WASHINGTON—Under pressure from President Donald Trump, a 145-year-old multilateral organization has agreed to change its international postal rates, giving a victory to American companies that fight against counterfeit products.
The Universal Postal Union (UPU), a U.N. agency that governs international postal rates, reached an agreement on Sept. 25 to overhaul its pricing policies, averting the possible exit of the United States. The 192 member nations voted to approve changes to rates on bulky letters and small parcels shipped internationally.
Under the new system, the United States will be able to self-declare its rates starting July 1, 2020.
The Trump administration last year threatened to quit the union due to its unfair pricing system, which allowed countries such as China to pay subsidized shipping rates. The rates set by the UPU, known as “terminal dues,” are used by the countries to charge each other for the domestic component of international postal transactions.
The UPU’s pricing system was designed to favor less developed countries. Under the old system, mail services for small packages shipped from countries such as China to the United States cost significantly less than what the United States Postal Service (USPS) charges American mailers for similar services. That inequality in shipping costs has put U.S. businesses at a significant disadvantage.
The change in UPU’s pricing system will have a “massive impact on counterfeiting,” according to Jayme Smaldone, a small-business owner from Rahway, New Jersey, who has been fighting Chinese knockoffs for years.
“The unfair rates were causing a dramatic explosion of counterfeiting because the counterfeits were able to access these shipping rates that we were not able to access,” he said.
Smaldone runs an 11-employee company called Mighty Mug, which produces innovative coffee and travel mugs.
His company pays the USPS $6.30 to ship a mug within the United States, while a Chinese retailer sending a fake Mighty Mug 8,000 miles from China pays only $1.30.
“In the past 12 months, we’ve removed 4,121 knockoffs from the global marketplaces like eBay, Amazon, AliExpress, Ali Baba, and Wish.com,” Smaldone said. “It’s really a game of whack-a-mole.”
Smaldone believes that a large percentage of fake Mighty Mugs will disappear soon thanks to the overhaul in shipping rates. He said the reform would have a significant impact, especially on goods priced below $50.

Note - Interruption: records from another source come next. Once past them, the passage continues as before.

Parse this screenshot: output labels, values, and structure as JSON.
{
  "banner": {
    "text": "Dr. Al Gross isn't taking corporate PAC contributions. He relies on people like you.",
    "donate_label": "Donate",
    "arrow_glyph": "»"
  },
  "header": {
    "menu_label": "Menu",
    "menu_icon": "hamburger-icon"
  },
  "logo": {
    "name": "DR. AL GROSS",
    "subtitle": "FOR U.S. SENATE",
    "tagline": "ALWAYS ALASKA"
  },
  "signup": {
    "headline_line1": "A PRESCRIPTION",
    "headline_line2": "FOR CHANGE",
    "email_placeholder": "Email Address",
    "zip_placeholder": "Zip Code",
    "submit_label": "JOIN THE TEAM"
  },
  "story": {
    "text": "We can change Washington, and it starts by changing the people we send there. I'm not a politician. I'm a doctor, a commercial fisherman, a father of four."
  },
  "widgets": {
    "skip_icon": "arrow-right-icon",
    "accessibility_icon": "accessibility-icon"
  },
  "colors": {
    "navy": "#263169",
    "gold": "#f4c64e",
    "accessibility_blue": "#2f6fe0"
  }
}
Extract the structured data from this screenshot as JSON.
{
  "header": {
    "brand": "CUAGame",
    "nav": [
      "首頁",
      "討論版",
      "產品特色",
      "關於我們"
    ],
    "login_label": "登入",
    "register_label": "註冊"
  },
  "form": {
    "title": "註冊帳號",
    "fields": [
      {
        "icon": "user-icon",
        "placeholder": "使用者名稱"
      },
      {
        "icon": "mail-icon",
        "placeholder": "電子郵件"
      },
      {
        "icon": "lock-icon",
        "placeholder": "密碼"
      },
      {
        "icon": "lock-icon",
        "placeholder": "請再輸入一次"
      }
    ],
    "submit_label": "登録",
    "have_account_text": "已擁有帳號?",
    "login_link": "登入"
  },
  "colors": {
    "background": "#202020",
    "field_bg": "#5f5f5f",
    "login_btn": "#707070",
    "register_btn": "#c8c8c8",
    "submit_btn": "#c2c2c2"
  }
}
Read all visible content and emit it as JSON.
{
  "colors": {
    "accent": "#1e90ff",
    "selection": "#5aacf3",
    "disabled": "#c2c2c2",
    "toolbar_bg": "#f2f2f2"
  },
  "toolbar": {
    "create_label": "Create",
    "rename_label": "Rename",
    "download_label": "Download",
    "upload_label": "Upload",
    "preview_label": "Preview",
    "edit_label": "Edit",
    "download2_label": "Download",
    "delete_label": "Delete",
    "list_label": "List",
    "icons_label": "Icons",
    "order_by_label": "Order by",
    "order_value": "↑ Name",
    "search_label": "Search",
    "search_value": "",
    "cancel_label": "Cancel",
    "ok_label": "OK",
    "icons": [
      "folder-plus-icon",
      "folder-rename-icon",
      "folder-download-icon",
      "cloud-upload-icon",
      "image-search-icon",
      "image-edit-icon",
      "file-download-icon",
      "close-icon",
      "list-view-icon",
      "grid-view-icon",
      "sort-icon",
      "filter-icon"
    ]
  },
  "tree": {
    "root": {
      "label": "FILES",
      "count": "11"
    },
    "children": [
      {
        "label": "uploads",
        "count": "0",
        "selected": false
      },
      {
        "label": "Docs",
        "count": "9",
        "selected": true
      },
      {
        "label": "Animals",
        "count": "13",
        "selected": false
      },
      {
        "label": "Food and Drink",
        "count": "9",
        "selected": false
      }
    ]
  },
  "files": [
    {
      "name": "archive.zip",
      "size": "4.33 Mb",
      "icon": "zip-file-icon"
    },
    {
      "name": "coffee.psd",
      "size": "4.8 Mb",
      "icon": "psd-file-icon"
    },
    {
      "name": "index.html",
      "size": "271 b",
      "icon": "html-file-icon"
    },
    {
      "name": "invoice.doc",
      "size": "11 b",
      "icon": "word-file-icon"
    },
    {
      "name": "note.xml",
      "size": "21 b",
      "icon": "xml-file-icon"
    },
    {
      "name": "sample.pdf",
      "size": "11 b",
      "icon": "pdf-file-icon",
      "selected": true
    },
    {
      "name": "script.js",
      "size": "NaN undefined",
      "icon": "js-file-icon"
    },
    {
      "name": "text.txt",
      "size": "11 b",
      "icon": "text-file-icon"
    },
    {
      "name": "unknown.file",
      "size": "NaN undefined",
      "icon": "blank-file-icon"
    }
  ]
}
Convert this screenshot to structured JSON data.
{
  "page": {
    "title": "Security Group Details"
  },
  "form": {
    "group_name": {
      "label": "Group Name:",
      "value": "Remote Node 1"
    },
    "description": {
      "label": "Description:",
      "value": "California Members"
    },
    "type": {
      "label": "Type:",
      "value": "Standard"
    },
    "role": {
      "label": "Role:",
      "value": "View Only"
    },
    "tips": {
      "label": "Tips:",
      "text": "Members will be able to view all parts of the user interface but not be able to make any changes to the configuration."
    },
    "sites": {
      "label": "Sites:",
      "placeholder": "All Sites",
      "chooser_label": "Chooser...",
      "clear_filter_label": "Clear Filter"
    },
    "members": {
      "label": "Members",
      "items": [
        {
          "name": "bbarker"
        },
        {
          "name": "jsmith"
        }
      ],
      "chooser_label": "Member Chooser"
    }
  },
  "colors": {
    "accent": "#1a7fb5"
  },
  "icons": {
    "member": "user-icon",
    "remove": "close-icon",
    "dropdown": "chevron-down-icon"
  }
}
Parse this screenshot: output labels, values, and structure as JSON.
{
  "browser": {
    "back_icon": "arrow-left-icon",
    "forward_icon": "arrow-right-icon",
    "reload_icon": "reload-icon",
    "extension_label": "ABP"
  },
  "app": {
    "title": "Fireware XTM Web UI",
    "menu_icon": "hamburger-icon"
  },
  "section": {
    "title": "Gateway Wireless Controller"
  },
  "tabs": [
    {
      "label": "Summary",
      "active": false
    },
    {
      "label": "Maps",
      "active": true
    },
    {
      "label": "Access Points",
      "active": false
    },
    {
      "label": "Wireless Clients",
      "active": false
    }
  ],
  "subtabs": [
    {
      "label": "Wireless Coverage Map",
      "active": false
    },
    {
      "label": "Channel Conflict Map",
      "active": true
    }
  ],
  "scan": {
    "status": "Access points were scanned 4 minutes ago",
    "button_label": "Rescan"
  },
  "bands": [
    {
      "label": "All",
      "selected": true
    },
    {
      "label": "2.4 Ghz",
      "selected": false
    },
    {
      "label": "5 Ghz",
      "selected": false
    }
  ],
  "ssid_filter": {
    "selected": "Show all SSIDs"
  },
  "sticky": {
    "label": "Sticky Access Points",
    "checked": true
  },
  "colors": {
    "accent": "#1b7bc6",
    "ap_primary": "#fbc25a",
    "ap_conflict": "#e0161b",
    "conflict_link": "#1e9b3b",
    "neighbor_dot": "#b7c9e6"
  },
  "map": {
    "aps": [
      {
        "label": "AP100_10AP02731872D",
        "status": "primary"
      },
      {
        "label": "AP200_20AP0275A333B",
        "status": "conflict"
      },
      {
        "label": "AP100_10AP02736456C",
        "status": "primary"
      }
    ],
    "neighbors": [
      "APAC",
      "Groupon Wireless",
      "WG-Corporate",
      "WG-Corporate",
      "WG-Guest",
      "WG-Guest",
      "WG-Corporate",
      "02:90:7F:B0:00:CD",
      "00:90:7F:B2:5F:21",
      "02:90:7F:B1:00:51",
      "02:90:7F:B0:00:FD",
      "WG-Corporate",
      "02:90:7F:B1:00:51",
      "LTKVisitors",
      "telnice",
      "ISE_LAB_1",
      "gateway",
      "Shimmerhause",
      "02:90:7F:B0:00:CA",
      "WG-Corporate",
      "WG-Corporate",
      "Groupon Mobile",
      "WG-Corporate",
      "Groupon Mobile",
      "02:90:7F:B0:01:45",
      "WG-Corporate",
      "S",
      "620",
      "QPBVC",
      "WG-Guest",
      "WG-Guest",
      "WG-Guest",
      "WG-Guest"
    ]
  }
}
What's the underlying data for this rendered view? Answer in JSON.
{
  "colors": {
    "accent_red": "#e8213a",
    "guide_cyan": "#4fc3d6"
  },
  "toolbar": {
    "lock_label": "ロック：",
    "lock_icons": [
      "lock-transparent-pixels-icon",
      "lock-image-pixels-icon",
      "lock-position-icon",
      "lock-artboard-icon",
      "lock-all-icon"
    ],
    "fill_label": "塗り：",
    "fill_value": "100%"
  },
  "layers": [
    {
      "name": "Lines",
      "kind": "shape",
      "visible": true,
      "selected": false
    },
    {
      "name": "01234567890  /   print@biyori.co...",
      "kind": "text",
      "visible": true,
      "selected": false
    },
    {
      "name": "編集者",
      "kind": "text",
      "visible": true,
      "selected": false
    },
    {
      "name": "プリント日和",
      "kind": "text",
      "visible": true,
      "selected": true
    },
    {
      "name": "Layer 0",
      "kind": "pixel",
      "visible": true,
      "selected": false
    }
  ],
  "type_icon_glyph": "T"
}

Since the announcement of the possible withdrawal last year, there were rounds of negotiations between the postal union and the Trump administration.
The union called an “extraordinary congress” last week to vote for reforms to the terminal dues systems.
With the advancement of internet and online shopping, the mail has become the primary way for products to travel, and this has helped fuel the growth of knockoffs online.
Terminal dues have “not kept pace with the dramatic rise in e-commerce, and America is the biggest victim,” White House trade adviser Peter Navarro wrote in an op-ed in the Financial Times.
“Today, manufacturers in countries as small as Cambodia and as large as China pay less to send small parcels from their countries to New York than U.S. manufacturers do to ship packages from Los Angeles to the Big Apple.”
China is the world’s largest e-commerce market, with over 50 percent of global transactions originating from China. Due to the old UPU treaty, the world’s second-largest economy was able to enjoy subsidized shipping rates reserved for developing nations such as Cuba and Gabon.
The terminal due system has long been a problem not just in the United States but also in Europe, according to Jim Campbell, a lawyer and international postal policy consultant.
“The distortions created by the terminal due system have become much more serious as—in the last 10 years, roughly—the international e-commerce has boomed,” he said.
“The Trump administration deserves great credit for finally, after all these years, doing something about the situation.”
Campbell noted that the United States, due to its economic power, was the only country that could have intervened in the system.
“It was a necessary step by the Trump administration. They took it and they made it,” he said.
The new framework will allow the United States to start setting its own postal rates in July 2020. However, other countries will be able to phase in higher rates over five years starting in 2021.
While many nations have complained about skewed remuneration rates for years, the United States will be the first country to set its own rates.
“It’s unfortunate that the United States has not been able to develop a reform of the system that benefits everybody,” Campbell said. “There are countries that are not entirely happy that the United States gets to go first.”
The United States backed an option that would allow all countries to self-declare their rates from 2020. However, UPU members rejected the proposal, with 78 countries voting against it and 57 voting in favor.
Other countries that raised concerns about the UPU rates and favored reform include Finland, Norway, Ireland, Italy, Canada, and Brazil.